Mixing Board President and Management Company President Roles Led to Fraud

If there is one easy piece of advice I can offer condominiums – always use an unrelated management company to manage your books. While this won’t eliminate fraud it most certainly cut down on it.

For owners in the Lovers Key Condominium, Estero, Florida – this lesson came with a rude shock: $291,500 stolen from the association’s funds by past president Charles Bennett III, and past vice-president Kenneth Marwick. In this case Lovers Key Condominium also used Bennett’s property management company, EID Management & Realty, to operate their condominium.

When the president of your board is also the owner of the management company you contract, it is too easy for bad things to happen.

In this case both Bennett III and Marwick have pleaded guilty to first degree grand theft charges.
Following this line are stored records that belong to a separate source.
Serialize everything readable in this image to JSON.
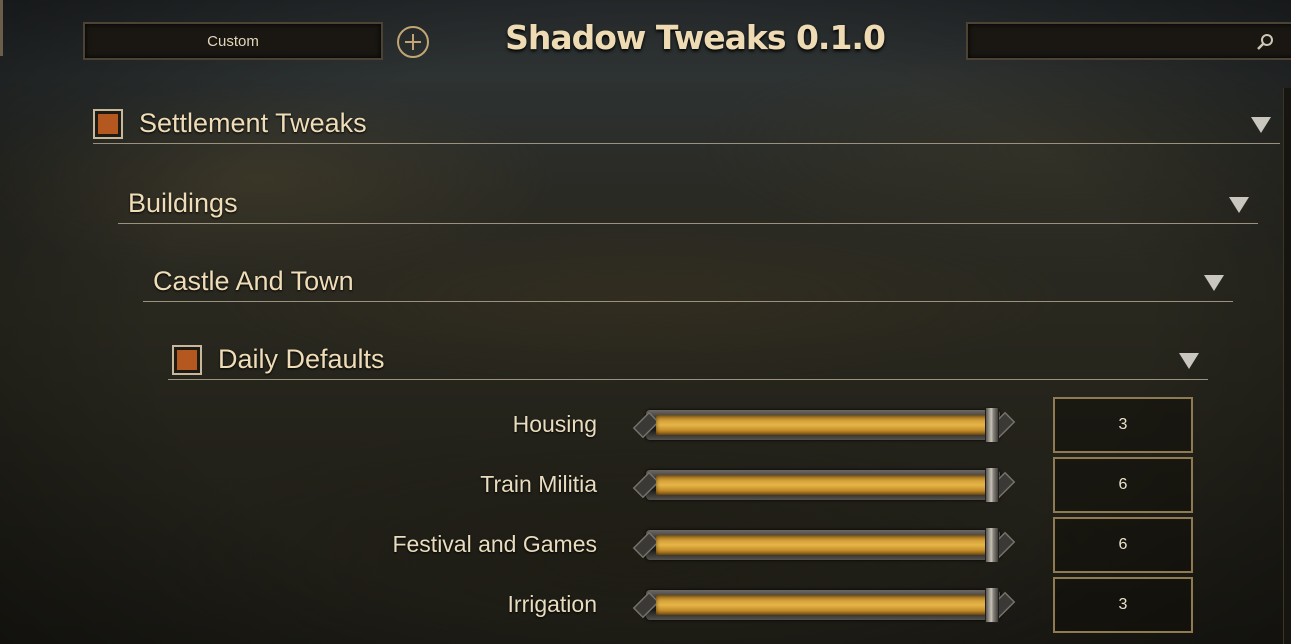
{
  "header": {
    "preset_label": "Custom",
    "title": "Shadow Tweaks 0.1.0",
    "search_value": ""
  },
  "groups": [
    {
      "label": "Settlement Tweaks",
      "has_checkbox": true,
      "checked": true
    },
    {
      "label": "Buildings",
      "has_checkbox": false
    },
    {
      "label": "Castle And Town",
      "has_checkbox": false
    },
    {
      "label": "Daily Defaults",
      "has_checkbox": true,
      "checked": true
    }
  ],
  "settings": [
    {
      "label": "Housing",
      "value": "3",
      "slider_fraction": 1.0
    },
    {
      "label": "Train Militia",
      "value": "6",
      "slider_fraction": 1.0
    },
    {
      "label": "Festival and Games",
      "value": "6",
      "slider_fraction": 1.0
    },
    {
      "label": "Irrigation",
      "value": "3",
      "slider_fraction": 1.0
    }
  ],
  "colors": {
    "accent_gold": "#d6a33c",
    "checkbox_fill": "#b4581f",
    "title_text": "#eedbb4"
  },
  "icons": {
    "add": "plus-circle-icon",
    "search": "magnifier-icon",
    "collapse": "triangle-down-icon"
  }
}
Both have been sentenced to prison time and following probation.

Being in the role of both control of the condominium board and the management company they were able to funnel money into companies controlled by the two men, all of them unrelated to association activities. (video)

As more and more money sits or flows through condominiums and HOAs, we need legislation that forces boards and management companies to be non-related. The use of two eyes – the boards Treasurer and a management company is a powerful way to keep the books legitimate and funds safe, and that relationship needs to be kept separate.

Banned from Selling Condos, Fined $7.4M

It’s nice to see that some developers can actually get fined and permanently banned from selling condos (but see below) when they make distasteful actions.

In 2008 Yair Levy and YL Reactor Street, LLC emptied the reserve of Reactor Square Condominium in NY State, failed to make payments in lieu of taxes, and abandoned the property without heat or hot water in the winter of 2008.

Three years later, Levy and YL Reactor Street, LLC may not sell or market condominiums and were levied over $7.4M (USD) in fines, including penalties.

What’s sad is three fold – it takes years to resolve these issues, it is likely that the condominium will never receive any money, and (most importantly) that Yair could simply set up show in a different state. Even though issued by the New York Supreme Count (29 June 2011), that wouldn’t stop Yair from operating in another state.

I would counter, that given a strong ruling but an ineffectual process to either collect or limit the defendant’s action – why don’t we have national based rulings and enforcement. In Canada, we have seen similar issues with BC banned developers simply pick up shop and move across the border to Alberta. It always seems that the system is so in favour of not interfering with developers, that we continually put the purchasers at risk.